Viewer1537 leaves the chatroom. Newcomer1537 joins the chatroom. Based on the IP addresses I can tell it’s the same person. “So you’ll do anything we ask as long as the price is sufficient.”
“As long as I’m still breathing. Your wish is my command.” I give them a halfhearted laugh.
“Kill the cat.” I stare at the screen for a moment. I re-read the words thinking it’s a mistake. “Kill the cat.” No mistake, that’s what it says.
I look down at him. A little red-haired tabby I’ve had for four years now. Found him outside this apartment complex. Half starved to death, he was lying in a pile of trash. The world abandoned him just like they abandoned me. Through the good times and the bad times, he’s always been there.
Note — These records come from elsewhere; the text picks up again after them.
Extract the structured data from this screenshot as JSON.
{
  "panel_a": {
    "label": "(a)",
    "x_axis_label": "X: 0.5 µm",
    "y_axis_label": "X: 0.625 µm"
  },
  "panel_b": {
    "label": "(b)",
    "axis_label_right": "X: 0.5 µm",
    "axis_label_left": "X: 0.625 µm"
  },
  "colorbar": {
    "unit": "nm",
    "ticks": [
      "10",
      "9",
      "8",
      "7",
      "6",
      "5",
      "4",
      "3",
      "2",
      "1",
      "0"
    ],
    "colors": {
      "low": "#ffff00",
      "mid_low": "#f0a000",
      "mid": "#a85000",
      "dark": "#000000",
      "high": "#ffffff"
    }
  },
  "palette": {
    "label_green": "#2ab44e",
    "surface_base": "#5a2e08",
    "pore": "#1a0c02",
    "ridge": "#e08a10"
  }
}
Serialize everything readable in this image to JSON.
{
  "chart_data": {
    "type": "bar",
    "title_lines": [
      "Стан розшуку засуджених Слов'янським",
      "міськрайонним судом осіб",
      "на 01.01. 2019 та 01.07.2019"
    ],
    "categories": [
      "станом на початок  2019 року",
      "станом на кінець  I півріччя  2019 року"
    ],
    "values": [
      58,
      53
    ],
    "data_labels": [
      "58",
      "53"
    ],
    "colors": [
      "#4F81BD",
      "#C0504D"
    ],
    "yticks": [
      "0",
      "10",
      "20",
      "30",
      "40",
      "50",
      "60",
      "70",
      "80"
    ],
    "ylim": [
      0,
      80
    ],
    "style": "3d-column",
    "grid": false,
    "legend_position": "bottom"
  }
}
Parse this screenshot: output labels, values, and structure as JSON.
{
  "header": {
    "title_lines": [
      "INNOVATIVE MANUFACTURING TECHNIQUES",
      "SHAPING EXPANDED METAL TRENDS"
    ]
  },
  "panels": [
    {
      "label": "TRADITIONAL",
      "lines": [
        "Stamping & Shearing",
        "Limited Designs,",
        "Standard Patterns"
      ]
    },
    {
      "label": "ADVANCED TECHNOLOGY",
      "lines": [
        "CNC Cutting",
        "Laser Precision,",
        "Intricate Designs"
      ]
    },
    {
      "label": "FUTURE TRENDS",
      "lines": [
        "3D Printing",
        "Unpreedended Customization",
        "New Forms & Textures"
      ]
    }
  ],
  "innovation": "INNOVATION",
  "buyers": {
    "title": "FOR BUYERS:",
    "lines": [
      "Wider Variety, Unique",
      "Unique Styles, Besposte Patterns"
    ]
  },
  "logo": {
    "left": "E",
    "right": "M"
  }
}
“Newcomer1537 tips: 100,000 tokens.” Chandler rubs up against me and purrs while nibbling at the toe. I pick the knife back up and stare at him. He drops the toe and backs away.
“I’m sorry, buddy. I gotta eat. Don’t see you paying my bills.”

Guess I don’t feel emotions either.

Joseph H. Stryker is a pretty boring person. Born in 1994 in Laguna Hills, California. He now resides in Lake Elsinore on the other side of the Santa Ana Mountains. He writes crime fiction and enjoys movies. Chances are you'll forget him the second you finish reading this sentence.